The following major projects are slated for Q1'24:

**Operational AI Model Forecasts** - We will begin running pseudo-operational
forecasts for all included models in early Q1 using GFS initial conditions in
near-real-time, and disseminating the outputs in a publicly available Google
Cloud Storage bucket (per model licensing restrictions).

**Post-processing / Visualization** - We will implement some simple (optional)
routines to post-process the default GRIB outputs into more standard ARCO formats,
and generate a complete set of visualizations that users can review as a stand-alone
gallery. Pending collaborations, we will try to make these available on popular
model visualization websites (contact @darothen if you're interested in hosting).

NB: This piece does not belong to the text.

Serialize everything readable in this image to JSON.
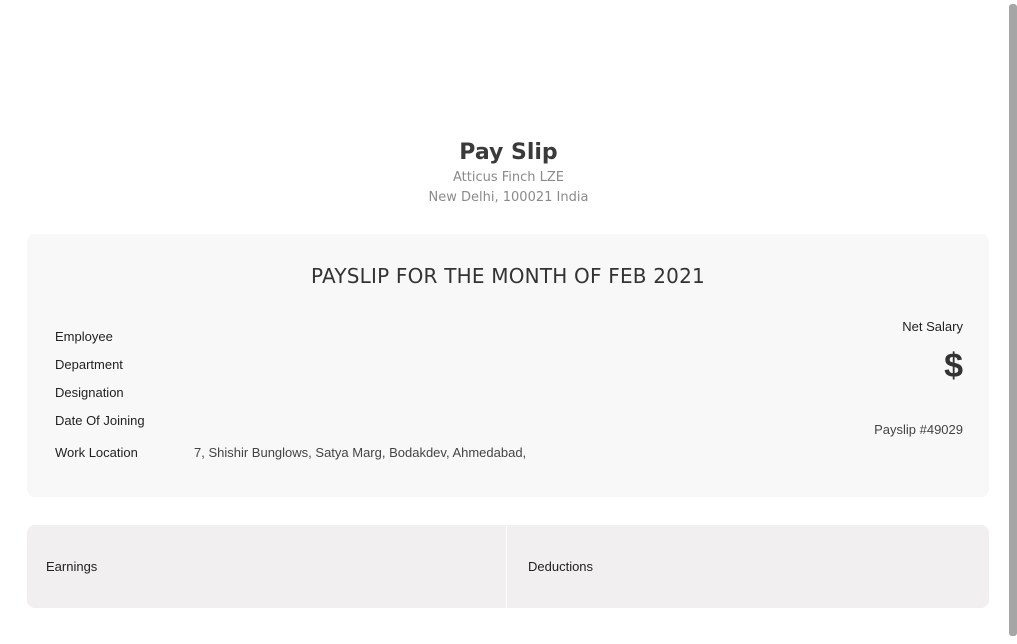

**Porting to `earth2mip`** - Although we've used ecmwf-labs/ai-models for the initial
development, this package's extremely tight coupling with ECMWF infrastructure and
the climetlab library pose considerable development challenges. Therefore, we aim
to re-write this library using the NVIDIA/earth2mip framework. This is a far more
comprehensive and extensible framework for preparing a variety of modeling and learning
tasks related to AI-NWP, and provides access to the very large library of AI models
NVIDIA is collecting for their model zoo. This will likely be built in a stand-alone
package, e.g. `earth2mip-for-all`, but the goal is to provide the same accessibility
and ease-of-use for users who simply want to run these models to create their own
forecasts with limited engineering/infrastructure investment.